No Brasil, sua transferência para o Sírio marcou o auge da carreira em clubes, onde integrou um elenco histórico e acumulou conquistas: títulos paulistas, campeonatos brasileiros, taças sul-americanas e o mundial interclubes de 1979. Pela seleção, esteve no elenco vice-campeão mundial em 1970 e foi um dos principais nomes do bronze na Copa do Mundo de 1978 — ainda hoje o último pódio do Brasil em um mundial masculino de basquete.

Participou de três edições dos Jogos Olímpicos (1972, 1980, 1984), conquistou o ouro no Pan-Americano de 1971 e três títulos sul-americanos.

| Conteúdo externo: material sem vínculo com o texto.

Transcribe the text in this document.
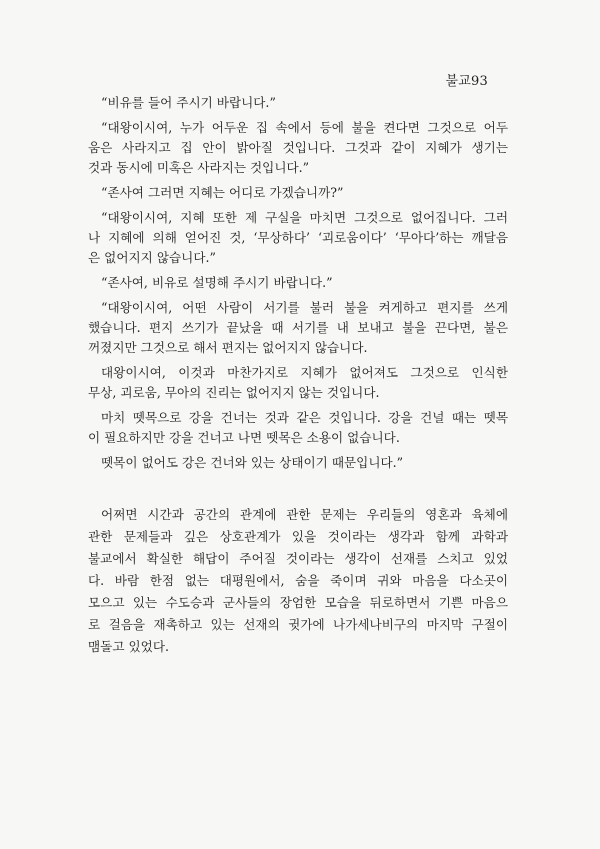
불교93
“비유를 들어 주시기 바랍니다.”
“대왕이시여, 누가 어두운 집 속에서 등에 불을 켠다면 그것으로 어두
움은 사라지고 집 안이 밝아질 것입니다. 그것과 같이 지혜가 생기는
것과 동시에 미혹은 사라지는 것입니다.”
“존사여 그러면 지혜는 어디로 가겠습니까?”
“대왕이시여, 지혜 또한 제 구실을 마치면 그것으로 없어집니다. 그러
나 지혜에 의해 얻어진 것, ‘무상하다’ ‘괴로움이다’ ‘무아다’하는 깨달음
은 없어지지 않습니다.”
“존사여, 비유로 설명해 주시기 바랍니다.”
“대왕이시여, 어떤 사람이 서기를 불러 불을 켜게하고 편지를 쓰게
했습니다. 편지 쓰기가 끝났을 때 서기를 내 보내고 불을 끈다면, 불은
꺼졌지만 그것으로 해서 편지는 없어지지 않습니다.
대왕이시여, 이것과 마찬가지로 지혜가 없어져도 그것으로 인식한
무상, 괴로움, 무아의 진리는 없어지지 않는 것입니다.
마치 뗏목으로 강을 건너는 것과 같은 것입니다. 강을 건널 때는 뗏목
이 필요하지만 강을 건너고 나면 뗏목은 소용이 없습니다.
뗏목이 없어도 강은 건너와 있는 상태이기 때문입니다.”
어쩌면 시간과 공간의 관계에 관한 문제는 우리들의 영혼과 육체에
관한 문제들과 깊은 상호관계가 있을 것이라는 생각과 함께 과학과
불교에서 확실한 해답이 주어질 것이라는 생각이 선재를 스치고 있었
다. 바람 한점 없는 대평원에서, 숨을 죽이며 귀와 마음을 다소곳이
모으고 있는 수도승과 군사들의 장엄한 모습을 뒤로하면서 기쁜 마음으
로 걸음을 재촉하고 있는 선재의 귓가에 나가세나비구의 마지막 구절이
맴돌고 있었다.
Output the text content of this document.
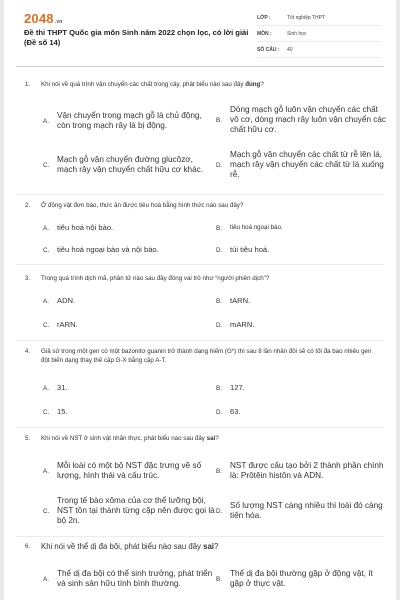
2048.vn
Đề thi THPT Quốc gia môn Sinh năm 2022 chọn lọc, có lời giải (Đề số 14)
LỚP :	Tốt nghiệp THPT
MÔN :	Sinh học
SỐ CÂU :	40
1. Khi nói về quá trình vận chuyển các chất trong cây, phát biểu nào sau đây đúng?
A.
Vận chuyển trong mạch gỗ là chủ động, còn trong mạch rây là bị động.
B.
Dòng mạch gỗ luôn vận chuyển các chất vô cơ, dòng mạch rây luôn vận chuyển các chất hữu cơ.
C.
Mạch gỗ vận chuyển đường glucôzơ, mạch rây vận chuyển chất hữu cơ khác.	D.
Mạch gỗ vận chuyển các chất từ rễ lên lá, mạch rây vận chuyển các chất từ lá xuống rễ.
2. Ở động vật đơn bào, thức ăn được tiêu hoá bằng hình thức nào sau đây?
A.	tiêu hoá nội bào.	B.	tiêu hoá ngoại bào.
C.	tiêu hoá ngoại bào và nội bào.	D.	túi tiêu hoá.
3. Trong quá trình dịch mã, phân tử nào sau đây đóng vai trò như “người phiên dịch”?
A.	ADN.	B.	tARN.
C.	rARN.	D.	mARN.
4. Giả sử trong một gen có một bazonitơ guanin trở thành dạng hiếm (G*) thì sau 8 lần nhân đôi sẽ có tối đa bao nhiêu gen đột biến dạng thay thế cặp G-X bằng cặp A-T.
A.	31.	B.	127.
C.	15.	D.	63.
5. Khi nói về NST ở sinh vật nhân thực, phát biểu nào sau đây sai?
A.
Mỗi loài có một bộ NST đặc trưng về số lượng, hình thái và cấu trúc.	B.
NST được cấu tạo bởi 2 thành phần chính là: Prôtêin histôn và ADN.
C.
Trong tế bào xôma của cơ thể lưỡng bội, NST tồn tại thành từng cặp nên được gọi là bộ 2n.
D.
Số lượng NST càng nhiều thì loài đó càng tiến hóa.
6. Khi nói về thể dị đa bội, phát biểu nào sau đây sai?
A.
Thể dị đa bội có thể sinh trưởng, phát triển và sinh sản hữu tính bình thường.	B.
Thể dị đa bội thường gặp ở động vật, ít gặp ở thực vật.
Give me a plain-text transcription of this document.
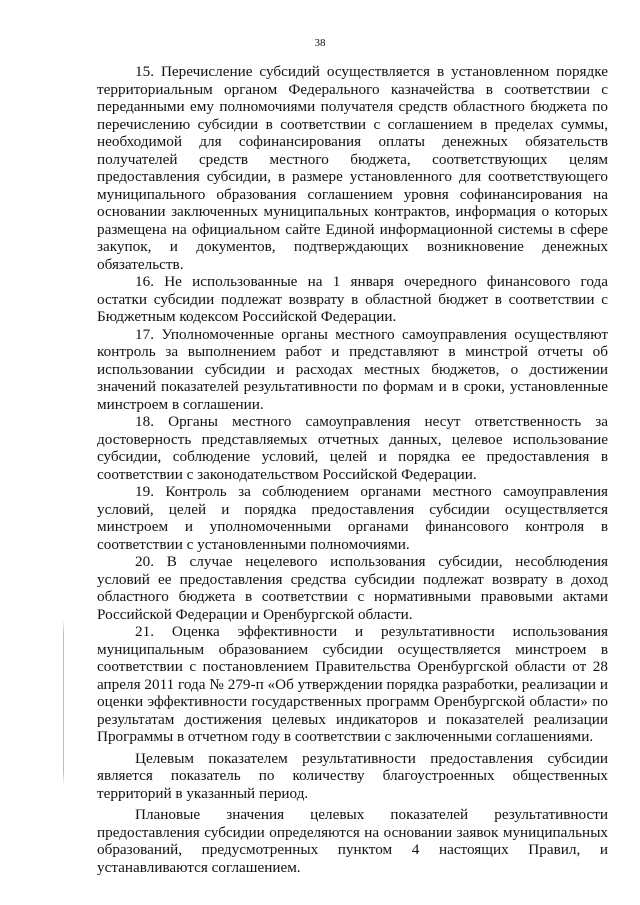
38

15. Перечисление субсидий осуществляется в установленном порядке территориальным органом Федерального казначейства в соответствии с переданными ему полномочиями получателя средств областного бюджета по перечислению субсидии в соответствии с соглашением в пределах суммы, необходимой для софинансирования оплаты денежных обязательств получателей средств местного бюджета, соответствующих целям предоставления субсидии, в размере установленного для соответствующего муниципального образования соглашением уровня софинансирования на основании заключенных муниципальных контрактов, информация о которых размещена на официальном сайте Единой информационной системы в сфере закупок, и документов, подтверждающих возникновение денежных обязательств.

16. Не использованные на 1 января очередного финансового года остатки субсидии подлежат возврату в областной бюджет в соответствии с Бюджетным кодексом Российской Федерации.

17. Уполномоченные органы местного самоуправления осуществляют контроль за выполнением работ и представляют в минстрой отчеты об использовании субсидии и расходах местных бюджетов, о достижении значений показателей результативности по формам и в сроки, установленные минстроем в соглашении.

18. Органы местного самоуправления несут ответственность за достоверность представляемых отчетных данных, целевое использование субсидии, соблюдение условий, целей и порядка ее предоставления в соответствии с законодательством Российской Федерации.

19. Контроль за соблюдением органами местного самоуправления условий, целей и порядка предоставления субсидии осуществляется минстроем и уполномоченными органами финансового контроля в соответствии с установленными полномочиями.

20. В случае нецелевого использования субсидии, несоблюдения условий ее предоставления средства субсидии подлежат возврату в доход областного бюджета в соответствии с нормативными правовыми актами Российской Федерации и Оренбургской области.

21. Оценка эффективности и результативности использования муниципальным образованием субсидии осуществляется минстроем в соответствии с постановлением Правительства Оренбургской области от 28 апреля 2011 года № 279-п «Об утверждении порядка разработки, реализации и оценки эффективности государственных программ Оренбургской области» по результатам достижения целевых индикаторов и показателей реализации Программы в отчетном году в соответствии с заключенными соглашениями.

Целевым показателем результативности предоставления субсидии является показатель по количеству благоустроенных общественных территорий в указанный период.

Плановые значения целевых показателей результативности предоставления субсидии определяются на основании заявок муниципальных образований, предусмотренных пунктом 4 настоящих Правил, и устанавливаются соглашением.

Marquinhos faleceu em 22 de março, um dia antes de completar 74 anos, deixando um exemplo de patriotismo e dedicação ao esporte.

Legados que permanecem

As trajetórias de Juca de Oliveira e Marquinhos mostram como a paixão e o compromisso podem transcender suas áreas de atuação. Enquanto Juca usou o teatro, a televisão e o cinema como ferramentas de expressão política e artística, Marquinhos priorizou a camisa da seleção brasileira sobre o brilho da NBA. Ambos moldaram setores fundamentais da cultura nacional e deixaram marcas que continuarão a inspirar futuras gerações. Suas despedidas, tão próximas no tempo, nos lembram da importância de celebrar e preservar as histórias daqueles que ajudaram a construir a identidade brasileira.